Therefore, it is completely acceptable that the IAD considered the new evidence
that had not been presented to the visa officer, i.e. the fact that Lucia Venegas attended a hairdressing
school from January 22 to February 2, 2004.
[19]
However, the problem
in this case is that after the hearing, the applicant discovered letters
stating that the documents confirming Lucia Venegas’ attendance at school from
January 22 to February 2, 2004, were fraudulent. These letters were included as
documentary evidence in the application for judicial review. In such a context,
the Court cannot disregard evidence that led to an erroneous decision by the
IAD.
[20]
Although this Court
must consider the evidence that was before the decision-maker, i.e. the IAD, it
is just as important for this Court to analyze additional evidence that would
have influenced that decision. In Association des crabiers acadiens
v. Canada (Attorney General), 2006 FC 222, [2006] F.C.J. No. 294 (QL), Mr. Justice Harrington dealt with a
motion for an order requiring the respondent (respondent on the motion) to
provide additional documents to the applicants (moving parties). Although this
motion within an application for judicial review was not based on a sponsorship
application for a “dependent child”, his comments at paragraphs 13 and 14 are
very relevant to this case:
¶ 13 As to the fact that the
documents were not before the decision‑maker, the filing thereof cannot
be avoided by failing to supply them to the decision-maker. As indicated in Tremblay
v. Canada (Attorney General) 2005 FC 339, [2005] F.C.J. No. 421
(QL), the issue is not only whether the documents were before the decision-maker
but whether they should have been before him.

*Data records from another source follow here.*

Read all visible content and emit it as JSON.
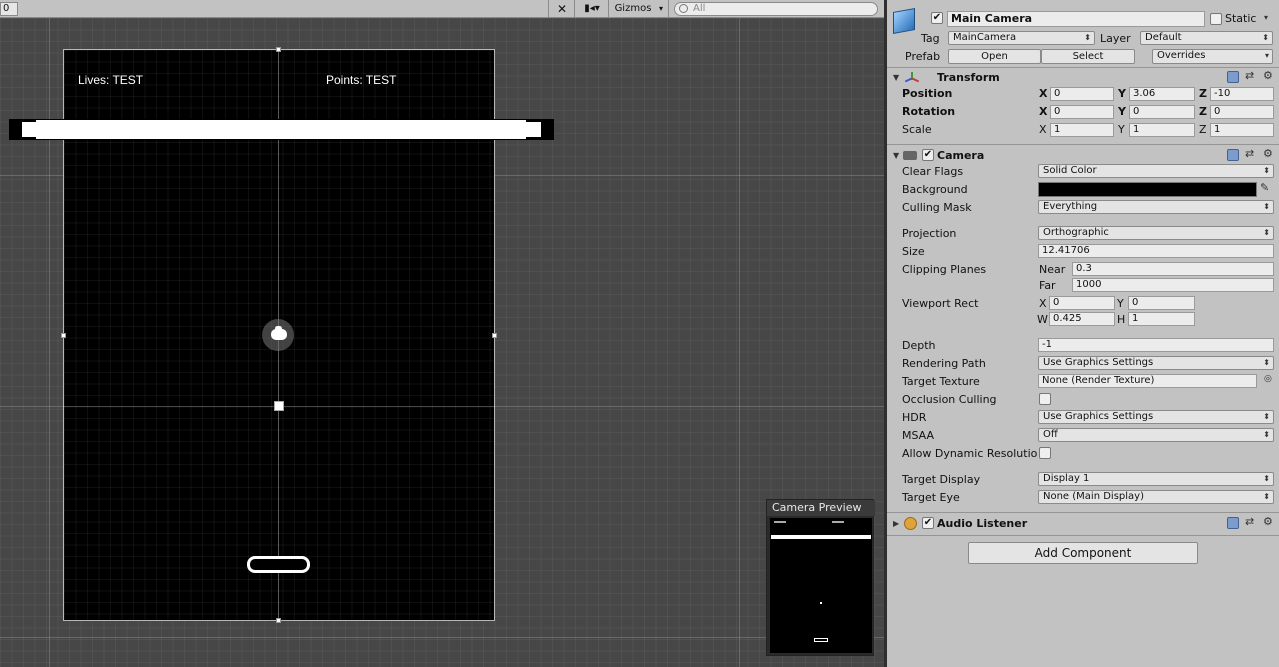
{
  "scene": {
    "layer_value": "0",
    "shading_icon": "scene-tools-icon",
    "camera_icon": "camera-mode-icon",
    "gizmos_label": "Gizmos",
    "search_placeholder": "All",
    "hud_lives": "Lives: TEST",
    "hud_points": "Points: TEST",
    "preview_title": "Camera Preview"
  },
  "inspector": {
    "object_name": "Main Camera",
    "static_label": "Static",
    "tag_label": "Tag",
    "tag_value": "MainCamera",
    "layer_label": "Layer",
    "layer_value": "Default",
    "prefab_label": "Prefab",
    "prefab_open": "Open",
    "prefab_select": "Select",
    "prefab_overrides": "Overrides",
    "transform": {
      "title": "Transform",
      "position_label": "Position",
      "rotation_label": "Rotation",
      "scale_label": "Scale",
      "axis_x": "X",
      "axis_y": "Y",
      "axis_z": "Z",
      "position": {
        "x": "0",
        "y": "3.06",
        "z": "-10"
      },
      "rotation": {
        "x": "0",
        "y": "0",
        "z": "0"
      },
      "scale": {
        "x": "1",
        "y": "1",
        "z": "1"
      }
    },
    "camera": {
      "title": "Camera",
      "clear_flags_label": "Clear Flags",
      "clear_flags_value": "Solid Color",
      "background_label": "Background",
      "background_color": "#000000",
      "culling_mask_label": "Culling Mask",
      "culling_mask_value": "Everything",
      "projection_label": "Projection",
      "projection_value": "Orthographic",
      "size_label": "Size",
      "size_value": "12.41706",
      "clipping_label": "Clipping Planes",
      "near_label": "Near",
      "near_value": "0.3",
      "far_label": "Far",
      "far_value": "1000",
      "viewport_label": "Viewport Rect",
      "vp_x_label": "X",
      "vp_x": "0",
      "vp_y_label": "Y",
      "vp_y": "0",
      "vp_w_label": "W",
      "vp_w": "0.425",
      "vp_h_label": "H",
      "vp_h": "1",
      "depth_label": "Depth",
      "depth_value": "-1",
      "rendering_path_label": "Rendering Path",
      "rendering_path_value": "Use Graphics Settings",
      "target_texture_label": "Target Texture",
      "target_texture_value": "None (Render Texture)",
      "occlusion_label": "Occlusion Culling",
      "hdr_label": "HDR",
      "hdr_value": "Use Graphics Settings",
      "msaa_label": "MSAA",
      "msaa_value": "Off",
      "dynres_label": "Allow Dynamic Resolutio",
      "target_display_label": "Target Display",
      "target_display_value": "Display 1",
      "target_eye_label": "Target Eye",
      "target_eye_value": "None (Main Display)"
    },
    "audio_listener_title": "Audio Listener",
    "add_component": "Add Component"
  }
}
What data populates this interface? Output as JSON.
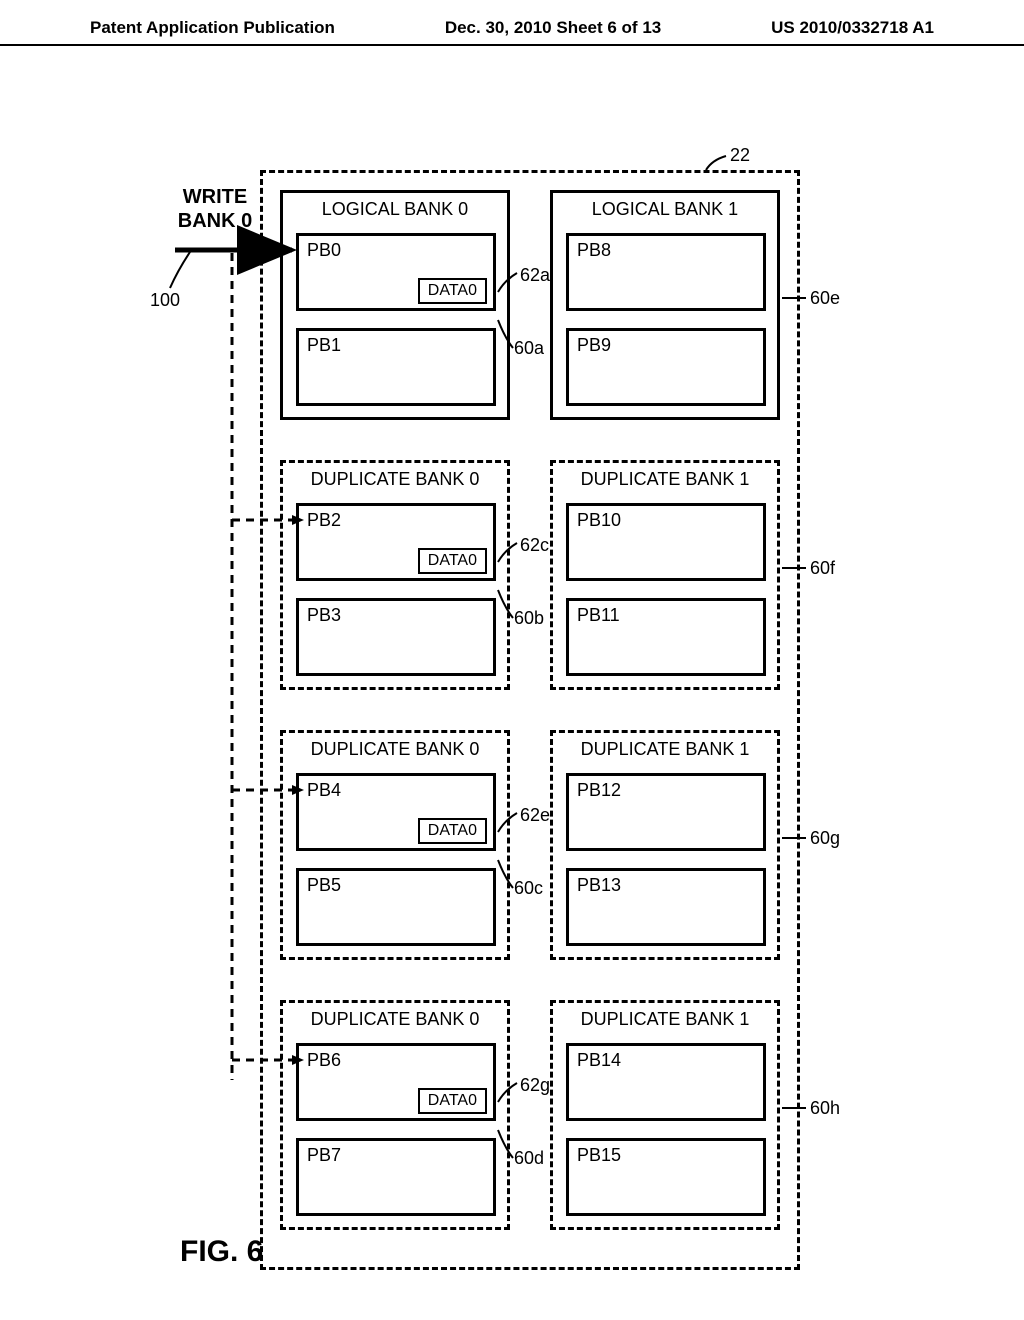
{
  "header": {
    "left": "Patent Application Publication",
    "center": "Dec. 30, 2010  Sheet 6 of 13",
    "right": "US 2010/0332718 A1"
  },
  "labels": {
    "write": "WRITE\nBANK 0",
    "fig": "FIG. 6"
  },
  "banks": {
    "logical0": "LOGICAL BANK 0",
    "logical1": "LOGICAL BANK 1",
    "dup0": "DUPLICATE BANK 0",
    "dup1": "DUPLICATE BANK 1"
  },
  "pb": {
    "pb0": "PB0",
    "pb1": "PB1",
    "pb2": "PB2",
    "pb3": "PB3",
    "pb4": "PB4",
    "pb5": "PB5",
    "pb6": "PB6",
    "pb7": "PB7",
    "pb8": "PB8",
    "pb9": "PB9",
    "pb10": "PB10",
    "pb11": "PB11",
    "pb12": "PB12",
    "pb13": "PB13",
    "pb14": "PB14",
    "pb15": "PB15"
  },
  "data": {
    "d0": "DATA0"
  },
  "refs": {
    "r22": "22",
    "r100": "100",
    "r60a": "60a",
    "r60b": "60b",
    "r60c": "60c",
    "r60d": "60d",
    "r60e": "60e",
    "r60f": "60f",
    "r60g": "60g",
    "r60h": "60h",
    "r62a": "62a",
    "r62c": "62c",
    "r62e": "62e",
    "r62g": "62g"
  }
}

¶ 14 Irrespective of the time of
creation of the documents, they are directly related to the decision
nevertheless and in such circumstances cannot be ignored. The documents in
question still flow directly from what was decided, whether on March 30 or
April 4, 2005.
[21]
The documents
attesting to the authenticity of Lucia Venegas’ studies in Argentina were not
before the IAD, but are “directly related to the decision nevertheless and . .

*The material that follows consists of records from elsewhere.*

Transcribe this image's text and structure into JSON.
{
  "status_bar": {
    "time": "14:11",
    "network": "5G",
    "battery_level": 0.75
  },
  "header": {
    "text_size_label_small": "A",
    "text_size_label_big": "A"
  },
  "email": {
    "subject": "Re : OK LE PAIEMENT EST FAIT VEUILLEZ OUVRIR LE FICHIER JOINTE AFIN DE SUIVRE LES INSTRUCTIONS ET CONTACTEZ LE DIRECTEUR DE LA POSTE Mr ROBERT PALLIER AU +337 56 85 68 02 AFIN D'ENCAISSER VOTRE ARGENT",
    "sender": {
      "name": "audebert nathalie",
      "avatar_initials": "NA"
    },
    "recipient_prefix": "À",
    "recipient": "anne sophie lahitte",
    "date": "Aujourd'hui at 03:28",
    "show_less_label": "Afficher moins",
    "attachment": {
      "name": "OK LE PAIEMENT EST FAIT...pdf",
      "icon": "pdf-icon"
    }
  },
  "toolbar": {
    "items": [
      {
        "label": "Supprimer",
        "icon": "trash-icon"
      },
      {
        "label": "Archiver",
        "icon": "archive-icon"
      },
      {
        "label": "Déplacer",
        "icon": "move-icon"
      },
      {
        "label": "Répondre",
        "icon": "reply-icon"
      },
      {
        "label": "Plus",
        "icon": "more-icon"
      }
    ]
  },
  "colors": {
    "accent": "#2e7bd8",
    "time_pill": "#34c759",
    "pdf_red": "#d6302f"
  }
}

. cannot be ignored”. Since the documentary evidence provided by the applicant
indicates that the documents are fraudulent, and since the respondent did not
respond in any way to this allegation, this Court cannot in good conscience
find that the decision of the IAD is reasonable.
[22]
Because the application for judicial review is allowed for the
foregoing reasons, this Court does not have to decide the third issue, i.e.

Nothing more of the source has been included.